Recommended by RDN The Healthiest Seafood
Here a fact: Americans don’t get enough healthy seafood. “Yet so much research shows that if we ate more, we would live longer and healthier lives,” says Frances Largeman-Roth, RDN food and nutrition expert and author of Eating in Color. To help us make better food choices for ourselves, we asked Largeman-Roth for her top seafood and fatty fish recommendations based on their health benefits. We’ve also included some preparation tips and mouthwatering recipes to inspire your seafood journey, whether you’re on a diet or seeking to be healthier.
The American Heart Association recommends eating two (3.5-ounce, cooked) servings of fatty fish per week, but only about 10 percent of us do. Fatty fish include salmon, albacore tuna (canned), mackerel, herring, lake trout and sardines.
Largeman-Roth says fish is a great source of protein, but its real benefit is the omega-3 fatty acids it contains. omega-3s not only reduce the risk of heart disease and stroke, but are also important for brain health. omega-3 fats build throughout the body and brain Omega-3 fats build cell membranes throughout the body and in the brain and perform anti-inflammatory functions in the body, helping to promote healthier brain cells.
Related: How to safely select, store and serve seafood
Shrimp is by far the easiest and fastest way to cook any type of seafood: It takes just two minutes per side and dinner is ready (or a total of 20 minutes to make a sizzling shrimp and noodle stir-fry). It’s kid-friendly, too. “I like to use shrimp in frittatas, salads and grilled shrimp tacos,” Largeman-Roth says. “I clean them, but leave the tails on for more flavor.” Shrimp are very low in calories, with only 84 calories per 3-ounce serving. They also contain 20 grams of protein, lots of the minerals iron and zinc, and 300 milligrams of omega-3s.

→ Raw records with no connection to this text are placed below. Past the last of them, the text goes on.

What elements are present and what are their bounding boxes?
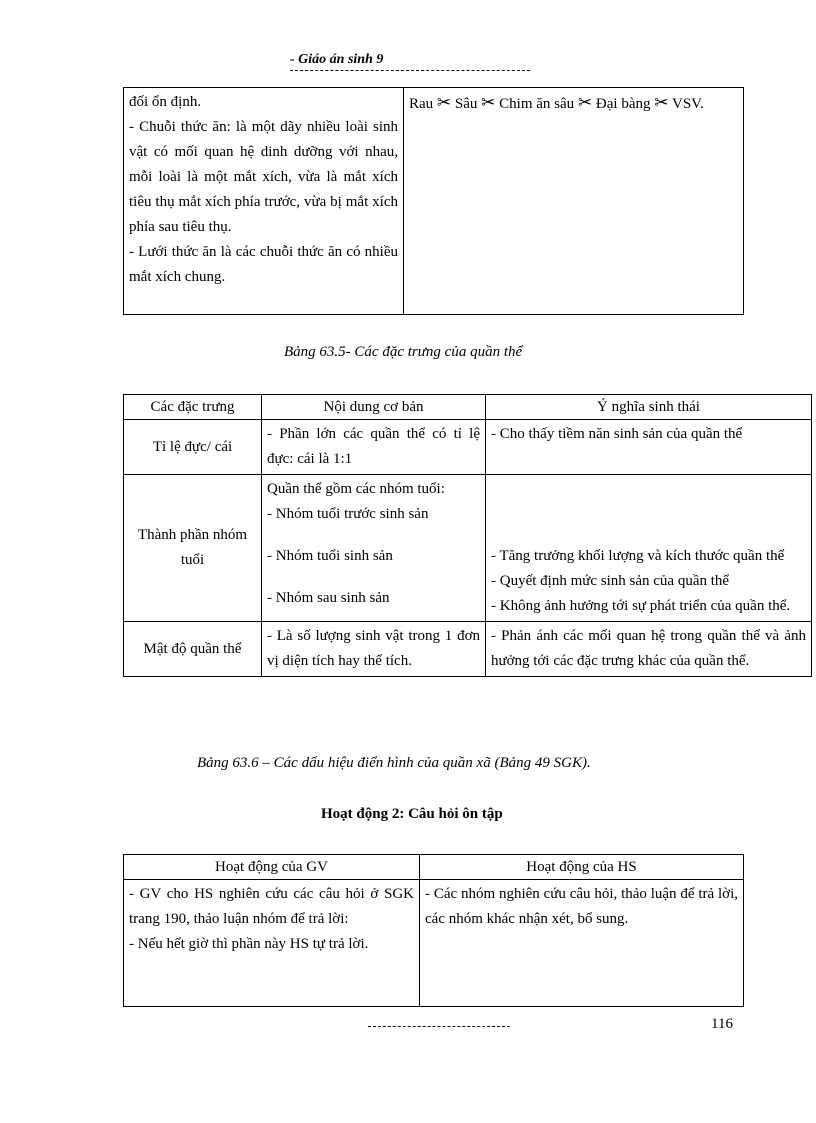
section-heading: Hoạt động 2: Câu hỏi ôn tập [321, 806, 503, 822]
review-activity-table [123, 854, 744, 1007]
column-header: Các đặc trưng [124, 395, 262, 420]
table-header-row [124, 395, 812, 420]
population-characteristics-table [123, 394, 812, 677]
activity-line: - GV cho HS nghiên cứu các câu hỏi ở SGK trang 190, thảo luận nhóm để trả lời: [129, 886, 414, 927]
row-content [262, 475, 486, 622]
row-content: - Là số lượng sinh vật trong 1 đơn vị diện tích hay thể tích. [262, 622, 486, 677]
table-header-row [124, 855, 744, 880]
table-row [124, 880, 744, 1007]
chain-item: Rau [409, 96, 434, 112]
table-row [124, 475, 812, 622]
meaning-item: - Quyết định mức sinh sản của quần thể [491, 573, 730, 589]
row-meaning: - Cho thấy tiềm năn sinh sản của quần thể [486, 420, 812, 475]
scissors-icon: ✂ [436, 93, 452, 112]
table-row [124, 622, 812, 677]
teacher-activity [124, 880, 420, 1007]
student-activity: - Các nhóm nghiên cứu câu hỏi, thảo luận để trả lời, các nhóm khác nhận xét, bổ sung. [420, 880, 744, 1007]
row-content: - Phần lớn các quần thể có tỉ lệ đực: cái là 1:1 [262, 420, 486, 475]
caption-table-63-5: Bảng 63.5- Các đặc trưng của quần thể [284, 344, 523, 360]
row-label: Mật độ quần thể [124, 622, 262, 677]
scissors-icon: ✂ [481, 93, 496, 112]
definition-line: - Chuỗi thức ăn: là một dãy nhiều loài sinh vật có mối quan hệ dinh dưỡng với nhau, mỗi loài là một mắt xích, vừa là mắt xích tiêu thụ mắt xích phía trước, vừa bị mắt xích phía sau tiêu thụ. [129, 119, 398, 235]
scissors-icon: ✂ [577, 93, 593, 112]
content-intro: Quần thể gồm các nhóm tuổi: [267, 481, 445, 497]
table-row [124, 88, 744, 315]
chain-item: Sâu [454, 96, 478, 112]
definition-line: - Lưới thức ăn là các chuỗi thức ăn có nhiều mắt xích chung. [129, 244, 398, 285]
footer-divider [368, 1026, 510, 1027]
content-item: - Nhóm sau sinh sản [267, 590, 390, 606]
column-header: Nội dung cơ bản [262, 395, 486, 420]
definition-line: đối ổn định. [129, 94, 202, 110]
food-chain-table [123, 87, 744, 315]
chain-item: VSV. [671, 96, 704, 112]
food-chain-example [404, 88, 744, 315]
row-label: Tỉ lệ đực/ cái [124, 420, 262, 475]
content-item: - Nhóm tuổi sinh sản [267, 548, 393, 564]
row-meaning [486, 475, 812, 622]
scissors-icon: ✂ [654, 93, 669, 112]
row-label: Thành phần nhóm tuổi [124, 475, 262, 622]
meaning-item: - Tăng trưởng khối lượng và kích thước quần thể [491, 548, 785, 564]
column-header: Hoạt động của HS [420, 855, 744, 880]
page-number: 116 [711, 1016, 733, 1032]
chain-item: Đại bàng [595, 96, 651, 112]
table-row [124, 420, 812, 475]
header-divider [290, 70, 530, 71]
activity-line: - Nếu hết giờ thì phần này HS tự trả lời. [129, 936, 369, 952]
column-header: Ý nghĩa sinh thái [486, 395, 812, 420]
row-meaning: - Phản ánh các mối quan hệ trong quần thể và ảnh hưởng tới các đặc trưng khác của quần thể. [486, 622, 812, 677]
chain-item: Chim ăn sâu [499, 96, 575, 112]
column-header: Hoạt động của GV [124, 855, 420, 880]
content-item: - Nhóm tuổi trước sinh sản [267, 506, 429, 522]
caption-table-63-6: Bảng 63.6 – Các dấu hiệu điển hình của quần xã (Bảng 49 SGK). [197, 755, 591, 771]
food-chain-definitions [124, 88, 404, 315]
page-header-title: - Giáo án sinh 9 [290, 52, 384, 67]
meaning-item: - Không ảnh hưởng tới sự phát triển của quần thể. [491, 598, 791, 614]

It may seem like it’s only for special occasions, but crab is something you should enjoy all year round (that is, if you actually know how to break it down and eat it). Depending on the species, crab ranges from 80 to 100 calories per 3-ounce serving and provides 16 to 20 grams of protein and 350 to 400 mg of omega-3 fatty acids (DHA + EPA). Pro tip: Cooking with crab becomes more affordable when you use it in recipes like quick and easy crab cakes or creamy crab gumbo.

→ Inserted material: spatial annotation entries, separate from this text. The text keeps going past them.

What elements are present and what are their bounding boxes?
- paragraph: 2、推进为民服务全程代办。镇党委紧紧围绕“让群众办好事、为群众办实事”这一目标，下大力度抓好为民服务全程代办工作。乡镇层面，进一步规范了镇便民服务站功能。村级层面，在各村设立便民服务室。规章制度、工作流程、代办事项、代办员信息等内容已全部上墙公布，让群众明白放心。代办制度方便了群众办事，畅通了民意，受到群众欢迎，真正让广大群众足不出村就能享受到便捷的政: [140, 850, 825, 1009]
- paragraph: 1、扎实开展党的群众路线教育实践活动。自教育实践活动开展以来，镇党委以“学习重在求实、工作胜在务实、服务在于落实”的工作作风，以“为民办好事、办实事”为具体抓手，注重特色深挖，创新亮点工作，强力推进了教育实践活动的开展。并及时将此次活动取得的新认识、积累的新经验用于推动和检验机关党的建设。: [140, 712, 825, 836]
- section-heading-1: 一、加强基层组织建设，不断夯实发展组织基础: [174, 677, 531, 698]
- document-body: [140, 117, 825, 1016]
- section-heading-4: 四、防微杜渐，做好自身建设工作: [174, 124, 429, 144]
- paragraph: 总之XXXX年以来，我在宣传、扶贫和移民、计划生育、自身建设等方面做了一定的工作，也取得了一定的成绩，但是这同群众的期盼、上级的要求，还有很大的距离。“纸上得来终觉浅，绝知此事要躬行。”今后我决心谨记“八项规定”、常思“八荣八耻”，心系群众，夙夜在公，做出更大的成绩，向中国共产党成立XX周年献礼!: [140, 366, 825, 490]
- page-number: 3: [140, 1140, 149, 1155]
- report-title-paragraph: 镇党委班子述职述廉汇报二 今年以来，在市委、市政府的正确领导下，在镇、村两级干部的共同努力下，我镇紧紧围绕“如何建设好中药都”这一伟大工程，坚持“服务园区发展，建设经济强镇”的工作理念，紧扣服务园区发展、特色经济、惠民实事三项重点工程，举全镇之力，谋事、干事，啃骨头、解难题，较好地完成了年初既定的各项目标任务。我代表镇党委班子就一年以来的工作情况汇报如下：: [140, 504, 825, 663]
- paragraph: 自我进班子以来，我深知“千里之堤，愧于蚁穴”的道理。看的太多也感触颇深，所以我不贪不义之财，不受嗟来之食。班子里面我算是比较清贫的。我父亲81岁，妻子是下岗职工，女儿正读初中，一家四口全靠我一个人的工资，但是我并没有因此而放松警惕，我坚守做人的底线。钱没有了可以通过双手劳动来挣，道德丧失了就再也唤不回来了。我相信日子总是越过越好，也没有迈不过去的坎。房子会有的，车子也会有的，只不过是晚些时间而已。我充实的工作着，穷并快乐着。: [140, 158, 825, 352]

Salmon is rich in omega-3s and is very easy to cook. If you don’t believe us, try making a simple pan of salmon with potatoes and broccoli as an appetizer. Or you can drizzle the fillets with a little olive oil, sprinkle some sea salt on top and bake in a 400 F oven for 20 minutes. largeman-Roth recommends choosing Alaskan salmon whenever possible because it is wild-caught and sustainable.
Canned albacore tuna
“I’m a big fan of canned tuna because it’s portable and versatile,” Largeman-Roth says. You can add it to salads, use it in sandwiches and wraps, or even add it to fresh pasta. A 2-ounce can of albacore tuna (half a can) has only 60 calories and 13 grams of protein, making it an excellent source of omega-3 fatty acids. “You don’t need to fill it with mayonnaise to make it delicious: I like to mix the canned tuna with EVOO, fresh lemon juice, prickly mandarin, chopped Italian parsley, peas and orecchiette pasta. It’s very hot or at room temperature. “
Scallops can be daunting to cook because they don’t brown like shrimp, and overcooked scallops are a very sad thing. But fully cooked scallops are easier than you might think. You just need to pat them dry with paper towels first, then place them in a very hot frying pan and sear them on both sides until golden brown (2 to 3 minutes per side). Serve them on top of quinoa, chickpea pasta or salad. A 3-ounce serving of scallops (3 to 4 scallops) contains about 96 calories, 12 grams of protein and 22 milligrams of brain-boosting nutrient choline.
For those who think they don’t like the taste of fish, cod is a great option – if you follow the recipe for baked cod with tomatoes and prickly bergamot, you’ll barely taste it. If you prefer to keep it simple, the cod fillets can be coated with a thin layer of breadcrumbs and baked at 450 F for 10 to 12 minutes. It’s also great in fish tacos. Atlantic cod is very mild and friable, with only 70 calories and 17 grams of protein per 3-ounce serving, and it doesn’t have any total fat or saturated fat.